Wednesday, May 5, 2010

Creating CSV Files Using BCP and Stored Procedures

This article focuses on the use of the Bulk Copy Program (BCP) to create CSV files. Although it is possible to create a CSV file using DTS or SSIS, using BCP is often simpler and more efficient.

I use master..sysobjects as an example table to extract.


Create a simple CSV file

The simplest way to copy data from a database table to file is to use the basic BCP command:


BCP master..sysobjects out c:\sysobjects.txt -c -t, -T –S<servername>


bcp accdb.dbo.CSVTest out c:\temp\author.bcp -n -Usa -P -S AW4\SQLEXPRESS


The basic format for the BCP command for creating a CSV file is as follows:

BCP <table> out <filename> <switches>

The switches used here are:

  • -c Output in ASCII with the default field terminator (tab) and row terminator (crlf)
  • -t override the field terminator with ","
  • -T use a trusted connection. Note that U –P may be used for username/password
  • -S connect to this server to execute the command

Note that, like DTS/SSIS, BCP is a client utility, hence you need to supply the connection information.

For transfer of data between SQL servers, in place of –c, use –n or -N for native data format (-N = Unicode). This is much faster and avoids data conversion problems. Please refer to the previous BOL link for the complete format of the BCP command.

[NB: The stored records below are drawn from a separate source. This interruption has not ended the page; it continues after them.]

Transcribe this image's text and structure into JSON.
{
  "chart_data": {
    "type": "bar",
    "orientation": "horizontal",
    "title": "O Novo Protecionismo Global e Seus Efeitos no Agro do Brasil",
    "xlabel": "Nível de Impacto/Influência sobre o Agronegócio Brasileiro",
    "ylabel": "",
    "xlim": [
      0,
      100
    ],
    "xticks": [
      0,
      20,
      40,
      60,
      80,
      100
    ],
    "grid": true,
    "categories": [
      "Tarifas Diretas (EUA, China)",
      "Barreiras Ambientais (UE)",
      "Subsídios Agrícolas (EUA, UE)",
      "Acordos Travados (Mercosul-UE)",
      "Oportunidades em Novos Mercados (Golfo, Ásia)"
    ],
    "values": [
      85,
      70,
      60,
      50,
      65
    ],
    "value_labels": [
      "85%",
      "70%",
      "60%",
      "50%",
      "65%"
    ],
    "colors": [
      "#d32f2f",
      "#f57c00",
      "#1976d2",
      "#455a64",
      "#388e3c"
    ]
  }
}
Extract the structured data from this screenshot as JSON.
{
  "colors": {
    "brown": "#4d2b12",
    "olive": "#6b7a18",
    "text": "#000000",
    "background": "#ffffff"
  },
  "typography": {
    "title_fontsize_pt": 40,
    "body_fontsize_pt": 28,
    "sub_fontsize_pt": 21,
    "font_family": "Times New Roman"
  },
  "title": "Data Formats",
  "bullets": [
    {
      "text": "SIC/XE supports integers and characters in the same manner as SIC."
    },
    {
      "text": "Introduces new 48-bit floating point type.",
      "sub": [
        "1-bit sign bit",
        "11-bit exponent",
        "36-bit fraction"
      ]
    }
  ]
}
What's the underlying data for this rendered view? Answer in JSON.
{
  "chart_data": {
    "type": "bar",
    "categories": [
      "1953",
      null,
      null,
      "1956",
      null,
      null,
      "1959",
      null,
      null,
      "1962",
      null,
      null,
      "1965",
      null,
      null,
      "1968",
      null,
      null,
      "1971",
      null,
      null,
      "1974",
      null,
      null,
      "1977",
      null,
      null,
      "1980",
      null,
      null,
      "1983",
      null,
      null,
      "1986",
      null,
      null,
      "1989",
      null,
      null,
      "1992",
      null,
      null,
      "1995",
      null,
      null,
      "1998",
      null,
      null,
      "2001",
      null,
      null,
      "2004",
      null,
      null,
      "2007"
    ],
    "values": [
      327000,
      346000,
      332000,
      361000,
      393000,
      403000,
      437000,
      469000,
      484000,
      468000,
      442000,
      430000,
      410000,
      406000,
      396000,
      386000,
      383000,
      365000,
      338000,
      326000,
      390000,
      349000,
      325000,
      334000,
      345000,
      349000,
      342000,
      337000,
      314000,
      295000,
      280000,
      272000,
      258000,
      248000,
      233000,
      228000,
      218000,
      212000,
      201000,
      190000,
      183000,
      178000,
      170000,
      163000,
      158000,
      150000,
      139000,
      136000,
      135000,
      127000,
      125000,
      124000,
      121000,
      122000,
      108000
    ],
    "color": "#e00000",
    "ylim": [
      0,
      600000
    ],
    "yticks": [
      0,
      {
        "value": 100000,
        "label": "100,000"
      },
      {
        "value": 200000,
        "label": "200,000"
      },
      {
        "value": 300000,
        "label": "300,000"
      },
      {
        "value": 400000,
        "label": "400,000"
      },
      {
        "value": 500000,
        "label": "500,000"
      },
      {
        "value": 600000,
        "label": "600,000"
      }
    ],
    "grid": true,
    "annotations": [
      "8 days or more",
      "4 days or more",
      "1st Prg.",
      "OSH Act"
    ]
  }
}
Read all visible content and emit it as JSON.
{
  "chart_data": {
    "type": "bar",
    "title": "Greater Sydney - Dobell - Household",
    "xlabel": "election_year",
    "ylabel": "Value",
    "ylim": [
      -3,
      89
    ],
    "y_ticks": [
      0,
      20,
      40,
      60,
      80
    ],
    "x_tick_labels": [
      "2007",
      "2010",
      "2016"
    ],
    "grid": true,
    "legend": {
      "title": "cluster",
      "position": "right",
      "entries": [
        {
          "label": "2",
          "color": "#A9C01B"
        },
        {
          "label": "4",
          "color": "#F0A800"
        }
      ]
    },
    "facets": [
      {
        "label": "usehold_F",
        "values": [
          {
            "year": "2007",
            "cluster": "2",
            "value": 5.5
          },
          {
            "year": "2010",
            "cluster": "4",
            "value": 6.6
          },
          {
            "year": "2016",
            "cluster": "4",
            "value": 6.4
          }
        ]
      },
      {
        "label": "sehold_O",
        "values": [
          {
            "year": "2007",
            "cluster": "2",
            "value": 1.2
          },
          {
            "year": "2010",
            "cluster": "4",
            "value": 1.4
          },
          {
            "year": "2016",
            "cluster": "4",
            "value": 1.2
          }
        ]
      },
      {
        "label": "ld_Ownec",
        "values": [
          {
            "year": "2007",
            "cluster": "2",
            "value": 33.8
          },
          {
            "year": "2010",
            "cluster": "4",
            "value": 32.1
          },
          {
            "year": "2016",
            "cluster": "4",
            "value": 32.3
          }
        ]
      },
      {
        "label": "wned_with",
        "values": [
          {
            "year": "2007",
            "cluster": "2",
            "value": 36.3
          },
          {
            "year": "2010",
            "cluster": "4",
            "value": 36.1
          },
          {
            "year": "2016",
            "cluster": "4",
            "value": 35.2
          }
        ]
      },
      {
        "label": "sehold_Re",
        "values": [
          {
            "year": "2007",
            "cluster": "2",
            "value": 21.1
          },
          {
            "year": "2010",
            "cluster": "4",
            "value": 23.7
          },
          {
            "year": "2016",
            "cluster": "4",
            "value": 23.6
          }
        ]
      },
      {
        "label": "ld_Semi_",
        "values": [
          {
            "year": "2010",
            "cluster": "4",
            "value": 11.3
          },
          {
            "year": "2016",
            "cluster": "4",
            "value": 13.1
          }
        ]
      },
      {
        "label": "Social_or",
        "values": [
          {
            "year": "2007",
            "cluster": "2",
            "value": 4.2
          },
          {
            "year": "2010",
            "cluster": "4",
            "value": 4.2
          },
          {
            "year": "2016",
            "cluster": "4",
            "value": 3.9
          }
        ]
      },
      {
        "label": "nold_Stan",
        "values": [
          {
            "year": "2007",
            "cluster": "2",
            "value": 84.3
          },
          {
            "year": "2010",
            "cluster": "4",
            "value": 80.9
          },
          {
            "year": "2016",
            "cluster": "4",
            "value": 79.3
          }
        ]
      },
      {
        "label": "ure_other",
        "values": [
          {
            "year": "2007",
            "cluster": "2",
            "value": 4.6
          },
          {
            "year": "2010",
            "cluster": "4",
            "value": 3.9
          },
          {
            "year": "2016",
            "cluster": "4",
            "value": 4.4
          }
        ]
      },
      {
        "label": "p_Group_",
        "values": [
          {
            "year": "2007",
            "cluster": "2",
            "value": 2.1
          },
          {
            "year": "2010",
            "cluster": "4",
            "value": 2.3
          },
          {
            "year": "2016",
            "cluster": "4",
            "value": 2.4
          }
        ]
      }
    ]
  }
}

As BCP is a command line utility it is executed from T-SQL using xp_cmdshell. Create a directory called BCP on your c: drive and execute:

declare @sql varchar(8000)

select @sql = 'bcp master..sysobjects out
c:\bcp\sysobjects.txt -c -t, -T -S'
+ @@servername

exec master..xp_cmdshell @sql

Other field and row delimiters

Often, character data includes commas which will be interpreted in the file as a field terminator. A simple way to cater for this is to use a different field delimiter which does not appear in the data. Commonly used characters are pipe (|):

declare @sql varchar(8000)

select @sql = 'bcp master..sysobjects out
c:\bcp\sysobjects.txt -c –t| -T -S'
+ @@servername

execmaster..xp_cmdshell@sql

And caret (^):

declare @sql varchar(8000)

select @sql = 'bcp master..sysobjects out
c:\bcp\sysobjects.txt -c –t^ -T -S'
+ @@servername

exec master..xp_cmdshell @sql

The terminators are not limited to a single character, so if necessary you can use (|^):

declare @sql varchar(8000)

select @sql = 'bcp master..sysobjects out
c:\bcp\sysobjects.txt -c –t|^ -T -S'
+ @@servername

exec master..xp_cmdshell @sql

Note that this will increase the size of the file and so slow down the import/export. Another way to cater for embedded commas is to "quote encapsulate" character data – more about that later.

It is unusual to need to change the row terminator from the default of crlf (carriage return, line feed) but occasionally you will need the cr or lf on its own.

To do this use the hex value cr = 13 = 0x0D, lf = 10 = 0x0A. If you can't remember these values they are easily obtained, as follows:

select cr = ascii('

')

select lf = ascii(right('

',1))

To use these in the BCP command for the row terminator the –r switch is used:

declare @sql varchar(8000)

select @sql = 'bcp master..sysobjects out
                 c:\bcp\sysobjects.txt -c -t, -r0x0D -T -S'
+ @@servername

exec master..xp_cmdshell @sql

When the resulting file is opened in notepad the row terminators will not end the line – the character should appear as a non-ASCII character (a little oblong). If opened or copied to query analyser (or management studio) these will be interpreted as line breaks and the file will be more readable.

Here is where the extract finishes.